Congress approved the tax delays as part of a sweeping package of tax cuts worth more than $600 billion. Lawmakers also approved a $1.15 trillion spending package.
The tax legislation includes delaying for two years implementation of the ACA's so-called Cadillac plan tax, which was scheduled to go into effect in 2018. It also freezes for two years the law's 2.3% excise tax on medical devices that began in 2013, a big win for the device industry that's expected to boost profits. And it delays the tax on health insurance premiums by one year, which could lower premiums.
Those changes are projected to cost more than $30 billion over two years, according to Congress' Joint Committee on Taxation. The White House said the president will sign the tax and spending bills.
The package includes a $2 billion funding increase for the National Institutes of Health, and a continued requirement that the ACA's risk-corridor program, which compensates health insurers that sign up sicker-than-expected populations on the insurance exchanges, be deficit-neutral. That provision has been blamed for financial losses among many insurers selling exchange plans.
Not included in the legislation was a provision hospitals sought to exempt those currently building outpatient facilities from recent Medicare site-neutral payment rules.

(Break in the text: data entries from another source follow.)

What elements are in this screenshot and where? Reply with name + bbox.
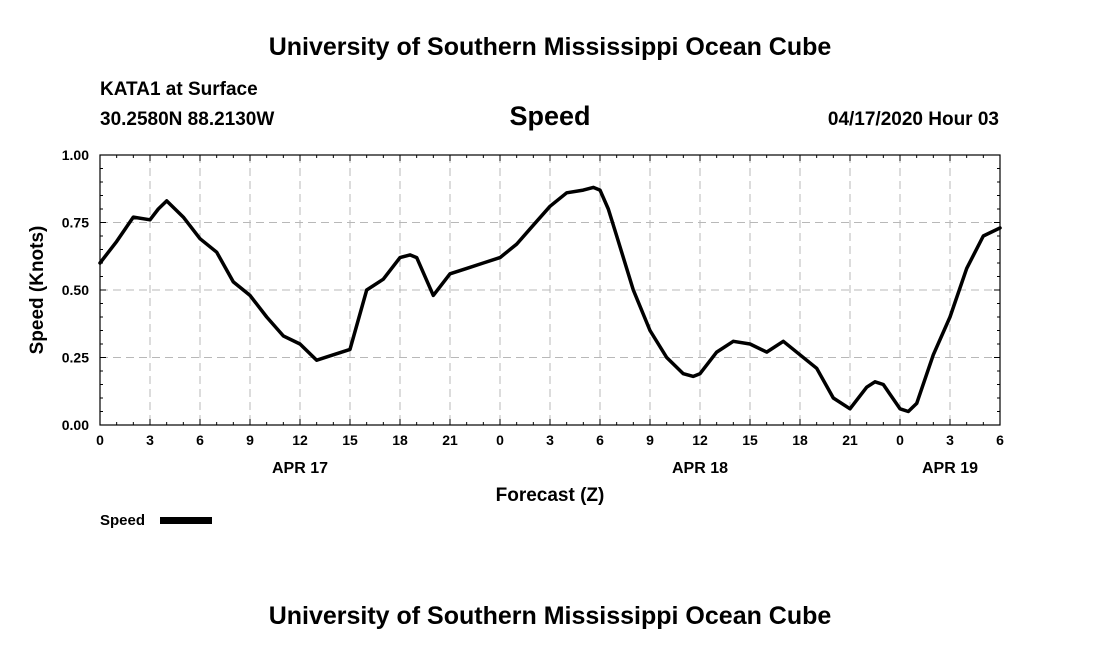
x-tick-label: 12: [692, 432, 708, 448]
x-tick-label: 18: [392, 432, 408, 448]
x-axis-label: Forecast (Z): [496, 485, 605, 506]
x-tick-label: 3: [946, 432, 954, 448]
date-label: APR 18: [672, 460, 728, 477]
x-tick-label: 0: [96, 432, 104, 448]
x-tick-label: 21: [442, 432, 458, 448]
top-title: University of Southern Mississippi Ocean…: [269, 33, 832, 61]
speed-series-line: [98, 185, 1002, 414]
date-label: APR 17: [272, 460, 328, 477]
x-tick-label: 3: [546, 432, 554, 448]
x-tick-label: 9: [246, 432, 254, 448]
x-tick-label: 0: [496, 432, 504, 448]
legend-swatch: [160, 517, 212, 524]
station-label: KATA1 at Surface: [100, 79, 258, 100]
plot-area: 0 3 6 9 12 15 18 21 0 3 6 9 12 15 18 21 0 3 6 0.00 0.25 0.50 0…: [62, 147, 1004, 477]
chart-title: Speed: [509, 101, 590, 131]
x-tick-label: 15: [342, 432, 358, 448]
y-tick-label: 0.75: [62, 215, 89, 231]
y-tick-label: 0.50: [62, 282, 89, 298]
x-tick-label: 12: [292, 432, 308, 448]
location-label: 30.2580N 88.2130W: [100, 109, 274, 130]
x-tick-label: 6: [596, 432, 604, 448]
date-label: APR 19: [922, 460, 978, 477]
x-tick-label: 18: [792, 432, 808, 448]
y-tick-label: 1.00: [62, 147, 89, 163]
legend-label: Speed: [100, 512, 145, 529]
x-tick-label: 0: [896, 432, 904, 448]
y-tick-label: 0.00: [62, 417, 89, 433]
x-tick-label: 15: [742, 432, 758, 448]
x-tick-label: 6: [996, 432, 1004, 448]
x-tick-label: 21: [842, 432, 858, 448]
x-tick-label: 9: [646, 432, 654, 448]
x-tick-label: 6: [196, 432, 204, 448]
bottom-title: University of Southern Mississippi Ocean…: [269, 602, 832, 630]
x-tick-label: 3: [146, 432, 154, 448]
timestamp-label: 04/17/2020 Hour 03: [828, 109, 999, 130]
y-tick-label: 0.25: [62, 350, 89, 366]
y-axis-label: Speed (Knots): [27, 226, 48, 355]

The delay of the three ACA taxes was the culmination of several years of intense lobbying by labor unions, employers, medical-device makers, and health insurers to roll back those levies. It resulted from a deal between Democrats, who support the ACA but want to please their labor union allies who hate the Cadillac tax, and Republicans who oppose the entire ACA and need Democratic support to roll back other financing mechanisms as well. Some observers see the deal as a shrewd way for House Speaker Paul Ryan to chip away at the law's foundations with the goal of eventual repeal.
Of the three delayed ACA taxes, there was the greatest concern about the Cadillac tax, because the Obama administration and many economists argued that it would help control healthcare spending.
It imposes a 40% levy on the value of employer-sponsored plans that exceed $10,200 for individuals and $27,500 for families. About a quarter of employer health plans would have been subject to the tax in its first year, increasing to 42% by 2028, according to the Kaiser Family Foundation.